An operator with several skilled nursing facilities in the states of Washington, Oregon, and Idaho has filed for Chapter 11 bankruptcy protection, citing issues with its secured debt and — in chorus with other bankrupt operators across the country — problems with its leases.
Cornerstone Healthcare Services operates 14 SNFs in the states of Washington, Oregon, and Idaho, as well as one assisted living facility in Washington, according to a formal declaration from Cornerstone CEO Will Masterson. These facilities have approximately 1,182 residents and employ more than 1,200 in the local communities.
Bloomberg Law first reported the news.
“The Cornerstone Healthcare Debtors filed these cases primarily in order to address specific issues with their secured debt and leases,” Masterson asserted in his declaration. “Cornerstone Healthcare fully expects to confirm a plan of reorganization, emerge from Chapter 11 in a stronger position, and continue to provide the highest quality of care.”
Defaults lead to interest woes
The “major driving factor,” according to Masterson’s declaration, was a default notice from MidCap Financial Trust under its Department of Housing and Urban Development (HUD)-backed and non-HUD credit and security agreements, which provided Cornerstone with revolving credit up to $17 million.
Cornerstone had granted a lien and security interest in its assets to secure the agreements.
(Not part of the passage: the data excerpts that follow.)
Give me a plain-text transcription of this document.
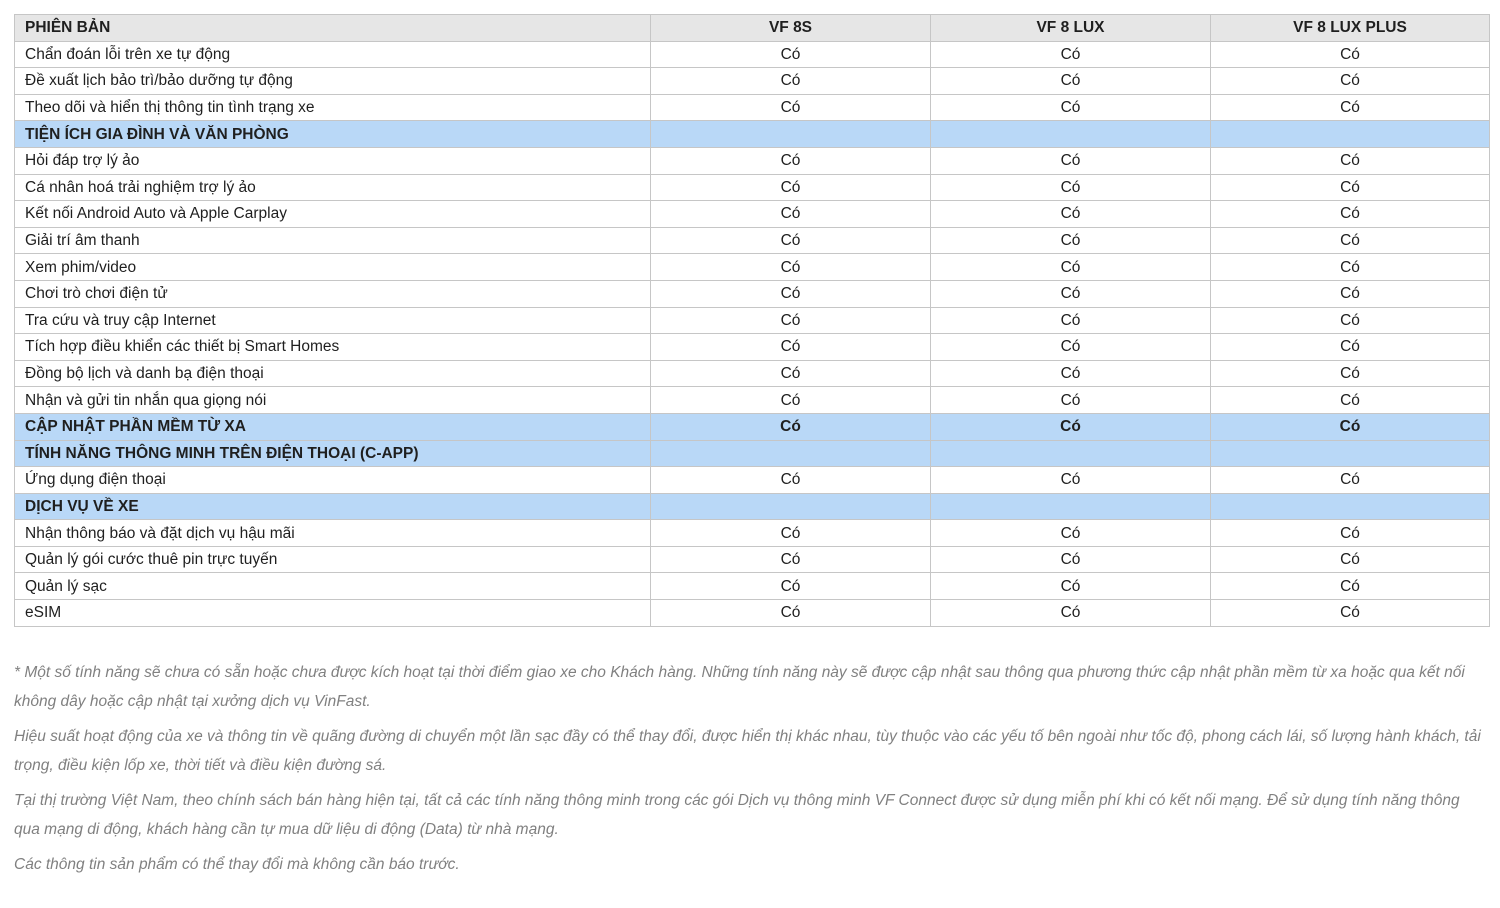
PHIÊN BẢN	VF 8S	VF 8 LUX	VF 8 LUX PLUS
Chẩn đoán lỗi trên xe tự động	Có	Có	Có
Đề xuất lịch bảo trì/bảo dưỡng tự động	Có	Có	Có
Theo dõi và hiển thị thông tin tình trạng xe	Có	Có	Có
TIỆN ÍCH GIA ĐÌNH VÀ VĂN PHÒNG			
Hỏi đáp trợ lý ảo	Có	Có	Có
Cá nhân hoá trải nghiệm trợ lý ảo	Có	Có	Có
Kết nối Android Auto và Apple Carplay	Có	Có	Có
Giải trí âm thanh	Có	Có	Có
Xem phim/video	Có	Có	Có
Chơi trò chơi điện tử	Có	Có	Có
Tra cứu và truy cập Internet	Có	Có	Có
Tích hợp điều khiển các thiết bị Smart Homes	Có	Có	Có
Đồng bộ lịch và danh bạ điện thoại	Có	Có	Có
Nhận và gửi tin nhắn qua giọng nói	Có	Có	Có
CẬP NHẬT PHẦN MỀM TỪ XA	Có	Có	Có
TÍNH NĂNG THÔNG MINH TRÊN ĐIỆN THOẠI (C-APP)			
Ứng dụng điện thoại	Có	Có	Có
DỊCH VỤ VỀ XE			
Nhận thông báo và đặt dịch vụ hậu mãi	Có	Có	Có
Quản lý gói cước thuê pin trực tuyến	Có	Có	Có
Quản lý sạc	Có	Có	Có
eSIM	Có	Có	Có

* Một số tính năng sẽ chưa có sẵn hoặc chưa được kích hoạt tại thời điểm giao xe cho Khách hàng. Những tính năng này sẽ được cập nhật sau thông qua phương thức cập nhật phần mềm từ xa hoặc qua kết nối không dây hoặc cập nhật tại xưởng dịch vụ VinFast.

Hiệu suất hoạt động của xe và thông tin về quãng đường di chuyển một lần sạc đầy có thể thay đổi, được hiển thị khác nhau, tùy thuộc vào các yếu tố bên ngoài như tốc độ, phong cách lái, số lượng hành khách, tải trọng, điều kiện lốp xe, thời tiết và điều kiện đường sá.

Tại thị trường Việt Nam, theo chính sách bán hàng hiện tại, tất cả các tính năng thông minh trong các gói Dịch vụ thông minh VF Connect được sử dụng miễn phí khi có kết nối mạng. Để sử dụng tính năng thông qua mạng di động, khách hàng cần tự mua dữ liệu di động (Data) từ nhà mạng.

Các thông tin sản phẩm có thể thay đổi mà không cần báo trước.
Cornerstone owed MidCap approximately $9.09 million as of the petition date, under both the credit agreements and other pre-petition loan documents.
In addition, Cornerstone had about $20.9 million in unsecured debt, mostly consisting of trade debt, according to Masterson, though this was less of a factor in the bankruptcy filing. He did note that the Chapter 11 filing would provide an opportunity to restructure the debt.
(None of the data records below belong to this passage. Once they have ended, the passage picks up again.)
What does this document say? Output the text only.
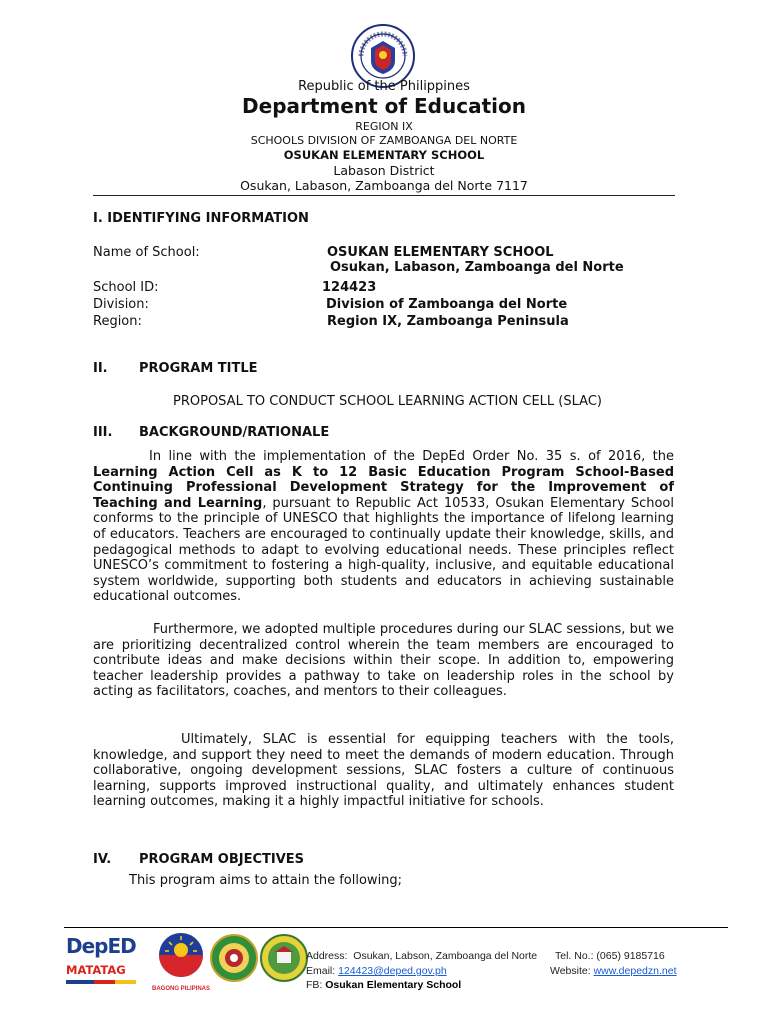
Republic of the Philippines
Department of Education
REGION IX
SCHOOLS DIVISION OF ZAMBOANGA DEL NORTE
OSUKAN ELEMENTARY SCHOOL
Labason District
Osukan, Labason, Zamboanga del Norte 7117
I. IDENTIFYING INFORMATION
Name of School:	OSUKAN ELEMENTARY SCHOOL
Osukan, Labason, Zamboanga del Norte
School ID:	124423
Division:	Division of Zamboanga del Norte
Region:	Region IX, Zamboanga Peninsula
II. PROGRAM TITLE
PROPOSAL TO CONDUCT SCHOOL LEARNING ACTION CELL (SLAC)
III. BACKGROUND/RATIONALE

In line with the implementation of the DepEd Order No. 35 s. of 2016, the Learning Action Cell as K to 12 Basic Education Program School-Based Continuing Professional Development Strategy for the Improvement of Teaching and Learning, pursuant to Republic Act 10533, Osukan Elementary School conforms to the principle of UNESCO that highlights the importance of lifelong learning of educators. Teachers are encouraged to continually update their knowledge, skills, and pedagogical methods to adapt to evolving educational needs. These principles reflect UNESCO’s commitment to fostering a high-quality, inclusive, and equitable educational system worldwide, supporting both students and educators in achieving sustainable educational outcomes.

Furthermore, we adopted multiple procedures during our SLAC sessions, but we are prioritizing decentralized control wherein the team members are encouraged to contribute ideas and make decisions within their scope. In addition to, empowering teacher leadership provides a pathway to take on leadership roles in the school by acting as facilitators, coaches, and mentors to their colleagues.

Ultimately, SLAC is essential for equipping teachers with the tools, knowledge, and support they need to meet the demands of modern education. Through collaborative, ongoing development sessions, SLAC fosters a culture of continuous learning, supports improved instructional quality, and ultimately enhances student learning outcomes, making it a highly impactful initiative for schools.

IV. PROGRAM OBJECTIVES
This program aims to attain the following;
DepED
MATATAG
BAGONG PILIPINAS
Address: Osukan, Labson, Zamboanga del Norte Tel. No.: (065) 9185716
Email: 124423@deped.gov.ph	Website: www.depedzn.net
FB: Osukan Elementary School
On October 14, MidCap sent default notices to the debtors under both the HUD and non-HUD credit agreements that asserted prior and ongoing covenant defaults, “based on the fixed-charge coverage ratio under the credit agreements.”
Those default notices instituted default interest, at a rate of 5% above the standard contract rate, retroactively effective to February 1 of this year, according to Masterson’s declaration.
“This imposition of default interest has negatively impacted cash flow, and is a major driving factor being the bankruptcy filing,” he wrote in the declaration.
A request for comment from MidCap was not returned as of press time.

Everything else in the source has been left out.